3. Die danach gebotene Folgenabwägung lässt die für den Erlass einer einstweiligen Anordnung sprechenden Gründe überwiegen.
a) Unterbliebe die einstweilige Anordnung, hätte die Verfassungsbeschwerde später aber Erfolg, so wäre die Vollstreckung der Freiheitsstrafe – bei ihrer Rechtswidrigkeit eine erhebliche Verletzung des Freiheitsrechts des Antragstellers (vgl. Beschluss der 2. Kammer des Zweiten Senats des Bundesverfassungsgerichts vom 30. April 1993 – 2 BvR 1605/92 und 2 BvR 1710/92 –, NStZ 1993, S. 507 = NJW 1994, S. 3087) – nicht rückgängig zu machen. Darüber hinaus könnte es zu faktischen – möglicherweise nicht mehr reversiblen – Beeinträchtigungen des Lebens und der Gesundheit des Antragstellers kommen. Es erscheint nicht ausgeschlossen, dass der Antragsteller bei Vollstreckung der Freiheitsstrafe nach den gutachterlichen Feststellungen sein Leben infolge Selbsttötung einbüßen oder jedenfalls schwerwiegende Schäden an seiner Gesundheit nehmen könnte.

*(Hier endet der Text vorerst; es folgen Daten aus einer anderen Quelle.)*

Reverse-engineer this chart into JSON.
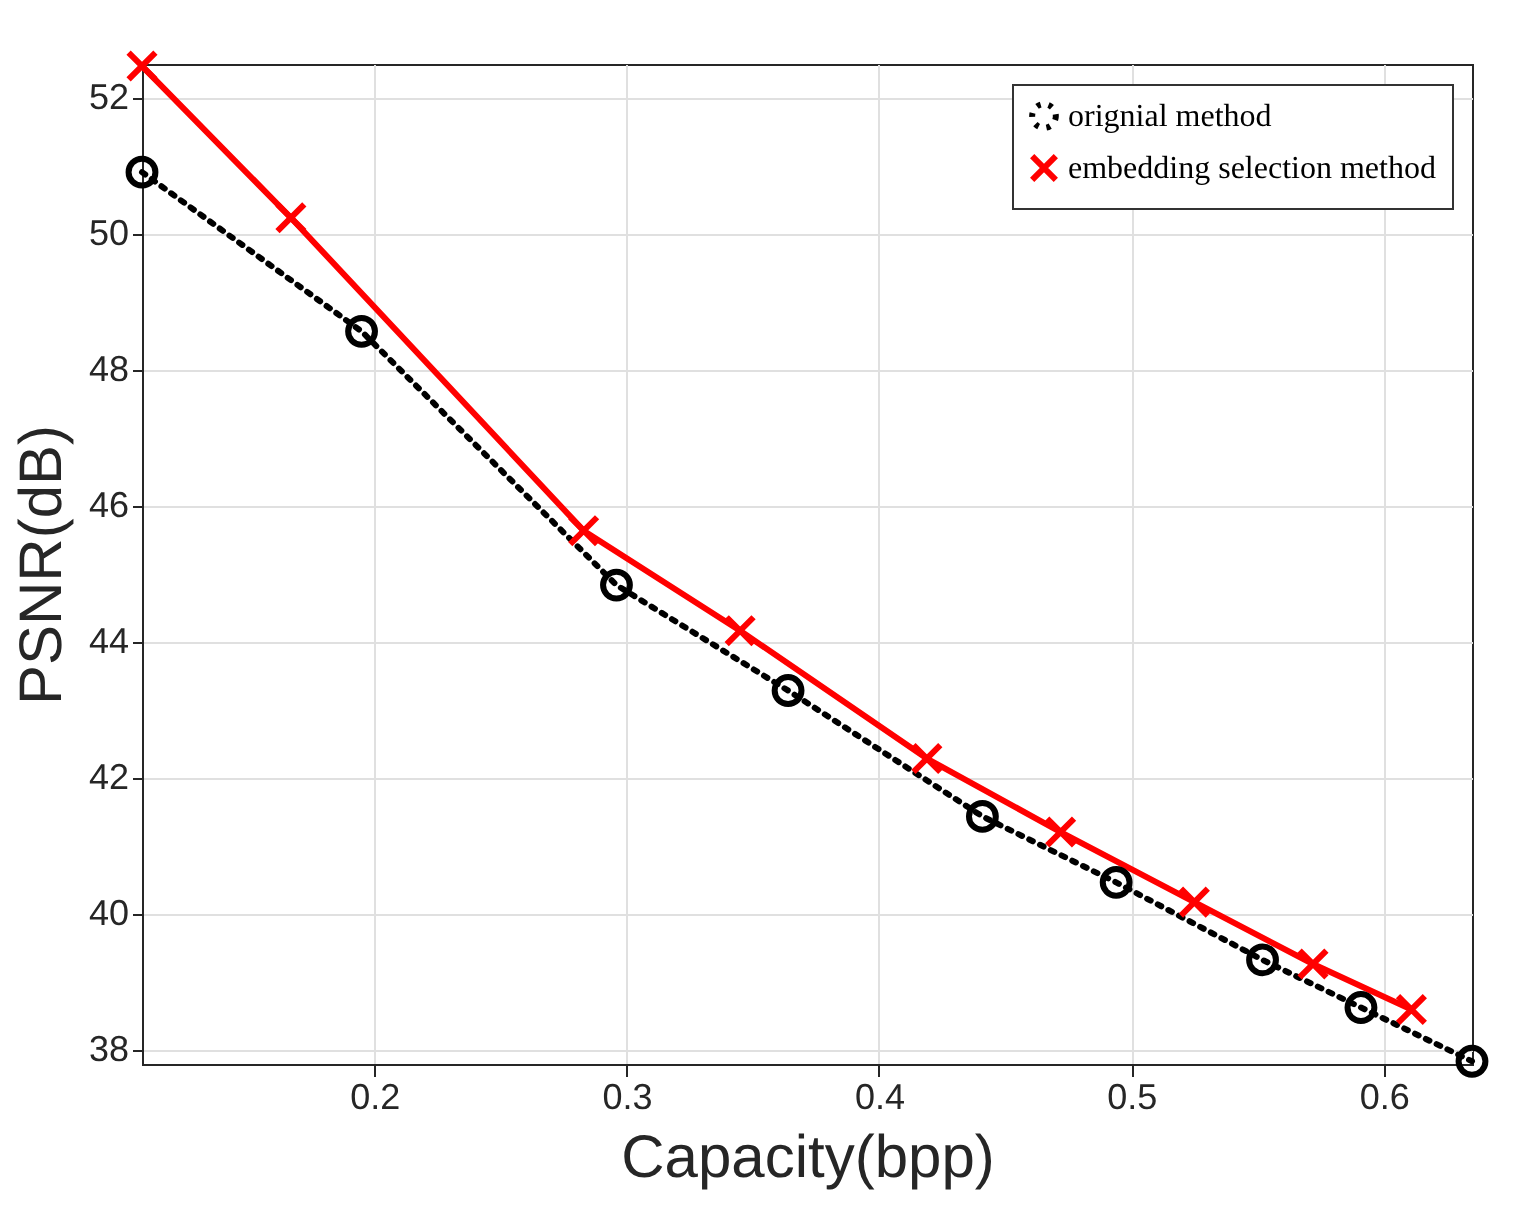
{
  "chart_data": {
    "type": "line",
    "xlabel": "Capacity(bpp)",
    "ylabel": "PSNR(dB)",
    "xlim": [
      0.108,
      0.635
    ],
    "xticks": [
      0.2,
      0.3,
      0.4,
      0.5,
      0.6
    ],
    "ylim": [
      37.8,
      52.5
    ],
    "yticks": [
      38,
      40,
      42,
      44,
      46,
      48,
      50,
      52
    ],
    "grid": true,
    "legend": "top right",
    "series": [
      {
        "name": "orignial method",
        "color": "#000000",
        "marker": "circle",
        "line_style": "dotted",
        "x": [
          0.108,
          0.195,
          0.296,
          0.364,
          0.441,
          0.494,
          0.552,
          0.591,
          0.635
        ],
        "values": [
          50.91,
          48.57,
          44.84,
          43.29,
          41.44,
          40.47,
          39.33,
          38.63,
          37.84
        ]
      },
      {
        "name": "embedding selection method",
        "color": "#ff0000",
        "marker": "cross",
        "line_style": "solid",
        "x": [
          0.108,
          0.167,
          0.283,
          0.345,
          0.419,
          0.472,
          0.525,
          0.572,
          0.611
        ],
        "values": [
          52.47,
          50.24,
          45.64,
          44.17,
          42.29,
          41.21,
          40.18,
          39.27,
          38.6
        ]
      }
    ]
  }
}
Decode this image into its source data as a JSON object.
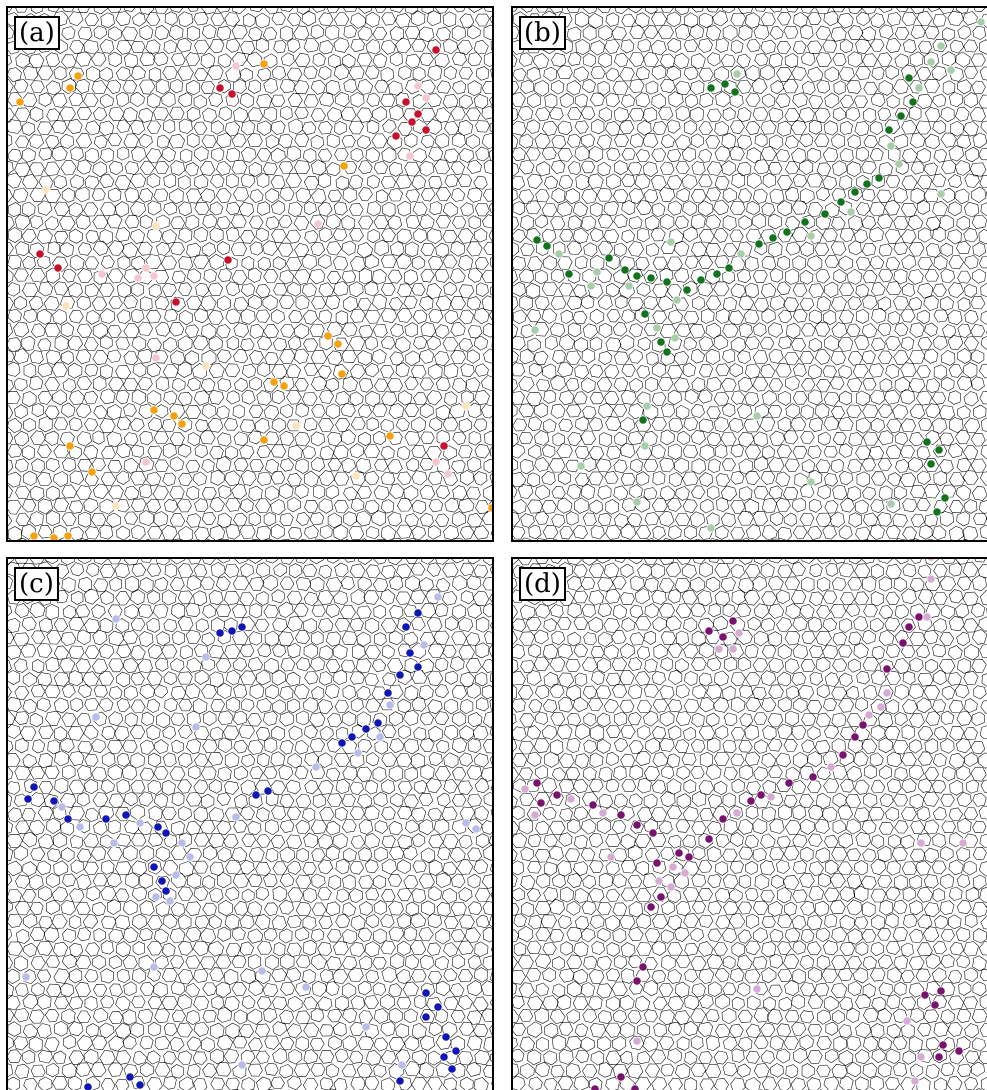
{
  "figure": {
    "background": "#ffffff",
    "cell_edge_color": "#000000",
    "panels": [
      {
        "id": "a",
        "label": "(a)",
        "colors": {
          "strong": [
            "#c8102e",
            "#f5a10c"
          ],
          "faint": [
            "#f4c6cf",
            "#fbe3bd"
          ]
        }
      },
      {
        "id": "b",
        "label": "(b)",
        "colors": {
          "strong": [
            "#11731c"
          ],
          "faint": [
            "#a9cda9"
          ]
        }
      },
      {
        "id": "c",
        "label": "(c)",
        "colors": {
          "strong": [
            "#1015b5"
          ],
          "faint": [
            "#b9bbe8"
          ]
        }
      },
      {
        "id": "d",
        "label": "(d)",
        "colors": {
          "strong": [
            "#7a1070"
          ],
          "faint": [
            "#d6abd1"
          ]
        }
      }
    ]
  }
}
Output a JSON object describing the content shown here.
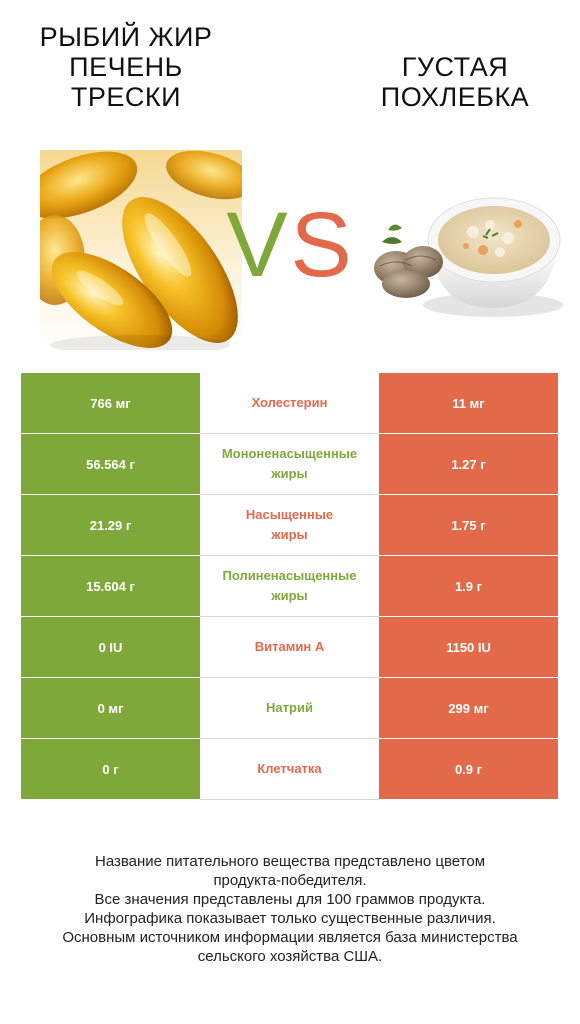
{
  "left_product": {
    "title_lines": [
      "РЫБИЙ ЖИР",
      "ПЕЧЕНЬ",
      "ТРЕСКИ"
    ],
    "color": "#7fa83a",
    "image": "fish-oil-capsules"
  },
  "right_product": {
    "title_lines": [
      "ГУСТАЯ",
      "ПОХЛЕБКА"
    ],
    "color": "#e2694a",
    "image": "clam-chowder-bowl"
  },
  "vs": {
    "v": "V",
    "s": "S"
  },
  "rows": [
    {
      "left": "766 мг",
      "label_lines": [
        "Холестерин"
      ],
      "right": "11 мг",
      "winner": "right"
    },
    {
      "left": "56.564 г",
      "label_lines": [
        "Мононенасыщенные",
        "жиры"
      ],
      "right": "1.27 г",
      "winner": "left"
    },
    {
      "left": "21.29 г",
      "label_lines": [
        "Насыщенные",
        "жиры"
      ],
      "right": "1.75 г",
      "winner": "right"
    },
    {
      "left": "15.604 г",
      "label_lines": [
        "Полиненасыщенные",
        "жиры"
      ],
      "right": "1.9 г",
      "winner": "left"
    },
    {
      "left": "0 IU",
      "label_lines": [
        "Витамин А"
      ],
      "right": "1150 IU",
      "winner": "right"
    },
    {
      "left": "0 мг",
      "label_lines": [
        "Натрий"
      ],
      "right": "299 мг",
      "winner": "left"
    },
    {
      "left": "0 г",
      "label_lines": [
        "Клетчатка"
      ],
      "right": "0.9 г",
      "winner": "right"
    }
  ],
  "footer_lines": [
    "Название питательного вещества представлено цветом",
    "продукта-победителя.",
    "Все значения представлены для 100 граммов продукта.",
    "Инфографика показывает только существенные различия.",
    "Основным источником информации является база министерства",
    "сельского хозяйства США."
  ]
}
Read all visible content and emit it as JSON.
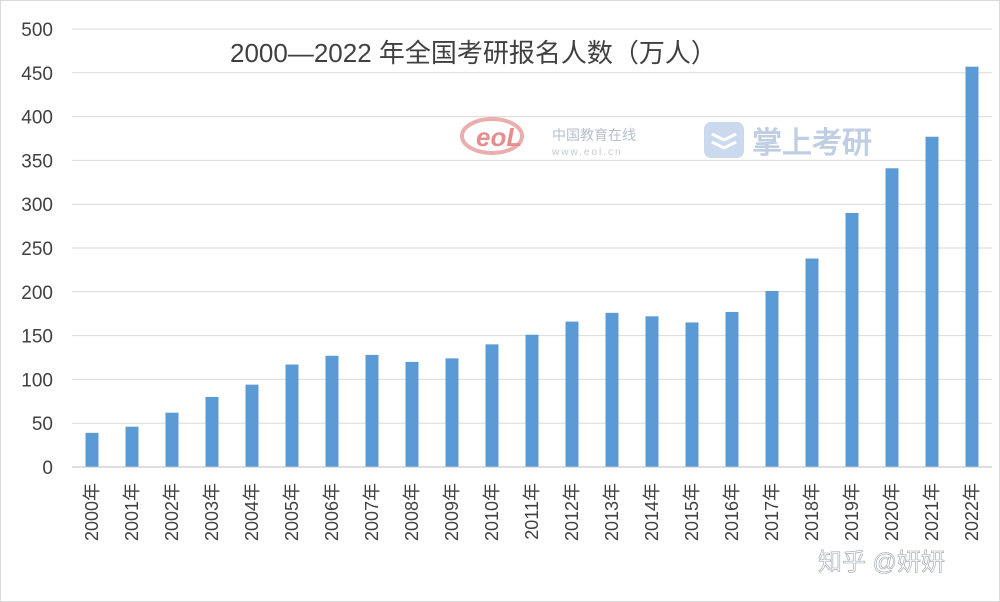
{
  "chart_data": {
    "type": "bar",
    "title": "2000—2022 年全国考研报名人数（万人）",
    "categories": [
      "2000年",
      "2001年",
      "2002年",
      "2003年",
      "2004年",
      "2005年",
      "2006年",
      "2007年",
      "2008年",
      "2009年",
      "2010年",
      "2011年",
      "2012年",
      "2013年",
      "2014年",
      "2015年",
      "2016年",
      "2017年",
      "2018年",
      "2019年",
      "2020年",
      "2021年",
      "2022年"
    ],
    "values": [
      39,
      46,
      62,
      80,
      94,
      117,
      127,
      128,
      120,
      124,
      140,
      151,
      166,
      176,
      172,
      165,
      177,
      201,
      238,
      290,
      341,
      377,
      457
    ],
    "ylim": [
      0,
      500
    ],
    "yticks": [
      "0",
      "50",
      "100",
      "150",
      "200",
      "250",
      "300",
      "350",
      "400",
      "450",
      "500"
    ],
    "grid": true,
    "legend": "none",
    "bar_color": "#5b9bd5",
    "grid_color": "#d9d9d9"
  },
  "watermarks": {
    "eol_logo": "eoL",
    "eol_name": "中国教育在线",
    "eol_url": "www.eol.cn",
    "app_name": "掌上考研",
    "credit": "知乎 @妍妍"
  }
}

b) Sofern die einstweilige Anordnung erlassen würde, die Verfassungsbeschwerde aber später keinen Erfolg hätte, wären das Prinzip der Rechtsstaatlichkeit, die Sicherung des Rechtsfriedens in Gestalt der Rechtspflege und die Pflicht des Staates zur Gewährleistung einer funktionierenden Strafrechtspflege (vgl. BVerfGE 51, 324 ≪343≫) in Ausführung einer vom Gericht für erforderlich gehaltenen Maßnahme nur auf Zeit beeinträchtigt. Die Vollstreckung der Freiheitsstrafe könnte jederzeit nachgeholt werden. Hierbei ist insbesondere zu berücksichtigen, dass die Vollstreckung der Strafe bereits seit nunmehr 7. Mai 1991 ruht.
Der Erlass der beantragten einstweiligen Anordnung erweist sich wegen der aufgezeigten Nachteile im Falle eines Obsiegens des Antragstellers in der Hauptsache als unabweisbar.
Diese Entscheidung ist unanfechtbar.